Newb question: I'd like to help test the dev version on Mac/Safari. How would I do that?

[chrisaljoudi]

@vasvasvas right now that's not possible unless you build it yourself, unfortunately.

[lewisje]

I remember proposing a different option name, $main, for whole-site blocking, precisely because $document was used for a different purpose (maybe main could be used in a whitelist to mean "allow matching URLs to be loaded from the address bar, but not necessarily any sub-resources" while document in a whitelist, in ABP, means "allow all sub-resources to be loaded if the URL in the address bar matches").

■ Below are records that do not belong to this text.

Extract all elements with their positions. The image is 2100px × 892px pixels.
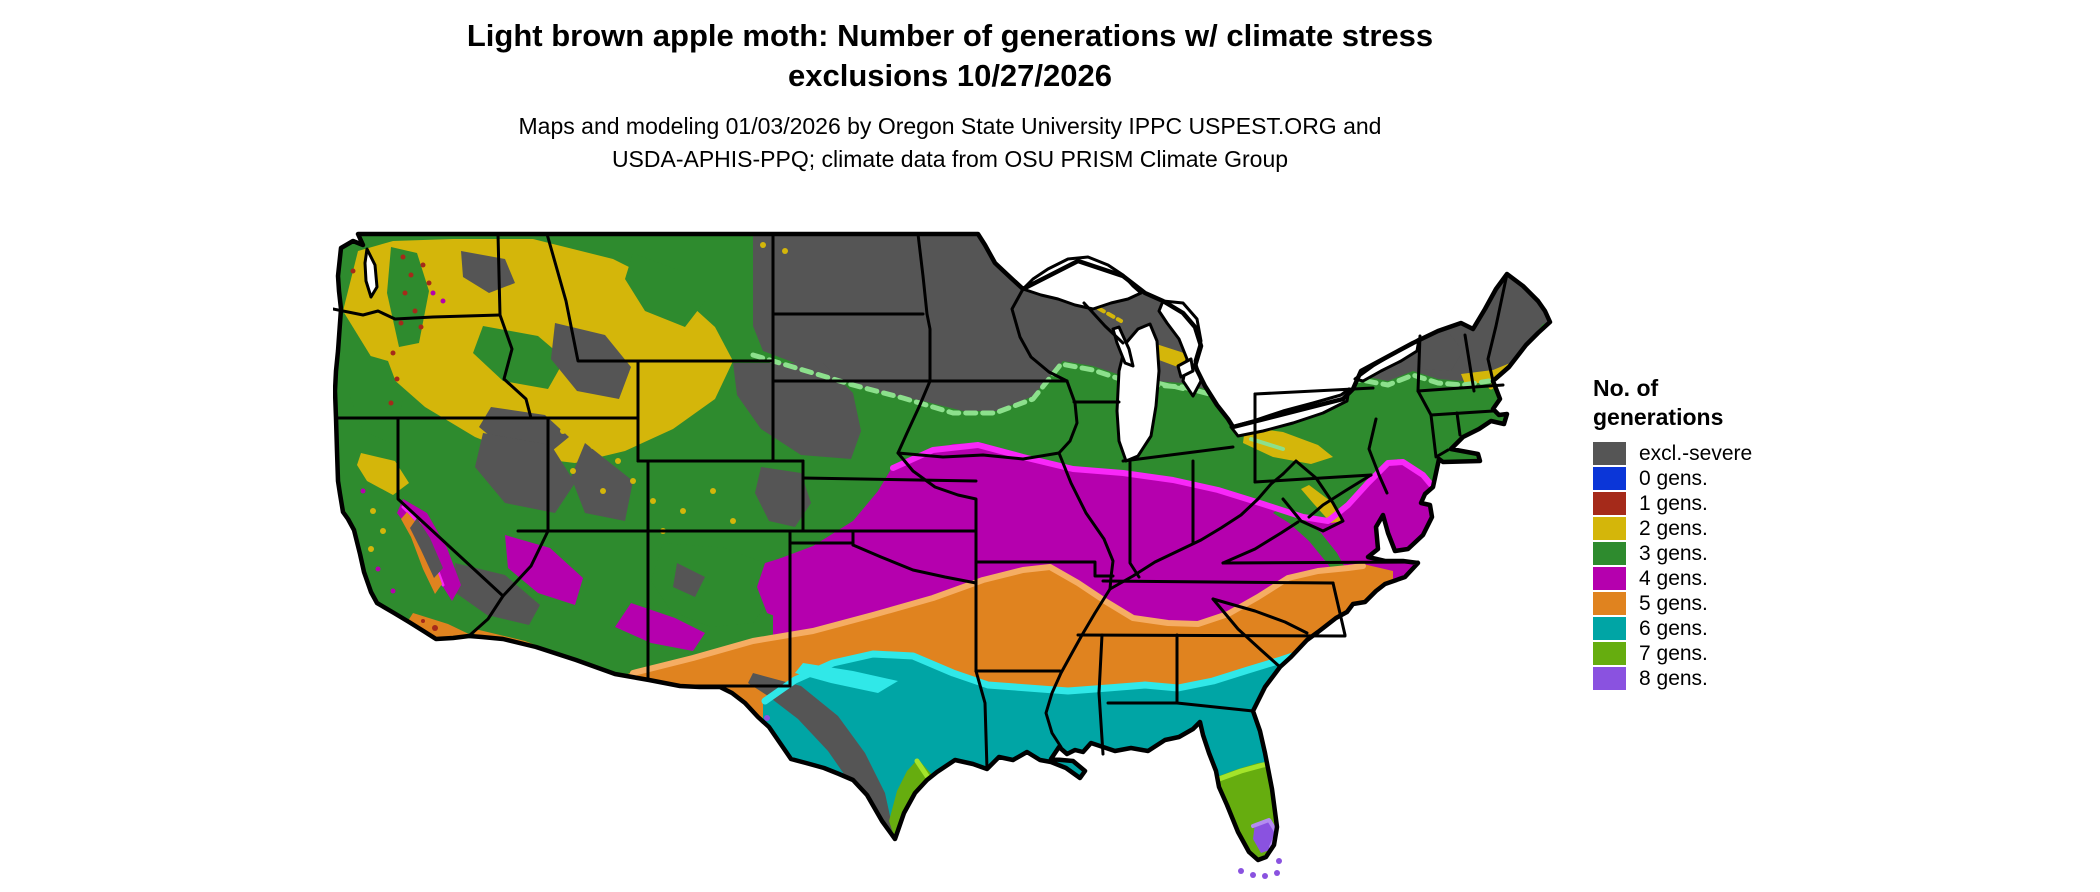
map-subtitle-line1: Maps and modeling 01/03/2026 by Oregon S… [518,113,1382,139]
map-subtitle-line2: USDA-APHIS-PPQ; climate data from OSU PR… [611,146,1289,172]
legend-title: No. of generations [1593,374,1833,432]
legend-label: 7 gens. [1639,641,1708,665]
legend-title-line1: No. of [1593,375,1659,401]
header: Light brown apple moth: Number of genera… [350,16,1550,176]
legend-label: 5 gens. [1639,591,1708,615]
legend-item-2-gens: 2 gens. [1593,516,1833,541]
puget-sound [363,247,379,299]
magenta-specks [360,290,446,594]
legend-swatch-4-gens [1593,567,1626,590]
legend-item-7-gens: 7 gens. [1593,641,1833,666]
legend-label: 4 gens. [1639,566,1708,590]
legend-item-excl-severe: excl.-severe [1593,441,1833,466]
legend-item-8-gens: 8 gens. [1593,666,1833,691]
legend-swatch-7-gens [1593,642,1626,665]
legend-label: 3 gens. [1639,541,1708,565]
red-specks [350,254,438,631]
legend: No. of generations excl.-severe 0 gens. … [1593,374,1833,691]
legend-title-line2: generations [1593,404,1724,430]
saginaw-bay [1176,357,1195,379]
legend-label: 8 gens. [1639,666,1708,690]
map-title-line1: Light brown apple moth: Number of genera… [466,18,1434,53]
legend-swatch-3-gens [1593,542,1626,565]
map-subtitle: Maps and modeling 01/03/2026 by Oregon S… [350,110,1550,176]
legend-swatch-excl-severe [1593,442,1626,465]
legend-swatch-8-gens [1593,667,1626,690]
legend-label: 2 gens. [1639,516,1708,540]
legend-swatch-6-gens [1593,617,1626,640]
legend-item-1-gens: 1 gens. [1593,491,1833,516]
legend-label: excl.-severe [1639,441,1753,465]
legend-swatch-2-gens [1593,517,1626,540]
conus-outline [333,231,1553,863]
legend-label: 1 gens. [1639,491,1708,515]
map-title-line2: exclusions 10/27/2026 [787,58,1112,93]
legend-label: 0 gens. [1639,466,1708,490]
us-generations-map [333,230,1553,882]
legend-item-6-gens: 6 gens. [1593,616,1833,641]
state-borders [333,232,1509,771]
legend-item-5-gens: 5 gens. [1593,591,1833,616]
legend-item-0-gens: 0 gens. [1593,466,1833,491]
legend-swatch-5-gens [1593,592,1626,615]
legend-label: 6 gens. [1639,616,1708,640]
legend-items: excl.-severe 0 gens. 1 gens. 2 gens. 3 g… [1593,441,1833,691]
legend-item-3-gens: 3 gens. [1593,541,1833,566]
legend-item-4-gens: 4 gens. [1593,566,1833,591]
florida-keys [1238,858,1282,879]
legend-swatch-1-gens [1593,492,1626,515]
conus-map-svg [333,231,1553,879]
legend-swatch-0-gens [1593,467,1626,490]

With that said, your implementation of whole-site blocking overcomes the issues I ran into when I was hacking away at ABP in 2013, because it allows people to temporarily go through anyway in case of false positives (for example, if you're trying to view a forum about AdSense and it gets blocked).

[drm200]

I'm doing some testing with uBlock ... I have one dynamic rule only: * * * block

I thought that this would block all pages/domains from loading ... But it does not ... if i enter a url like: www.facebook.com ... a portion of the webpage still downloads and loads. If I look at the network log I find that the type "doc" is not being blocked for facebook.com ..

If I understand from the above conversation ... the root page (the "doc" type as shown in the log) is the cause for this ... What is not clear, is how I can work around this problem and block any/all network activiity with the blocked domains. Is this possible with uBlock?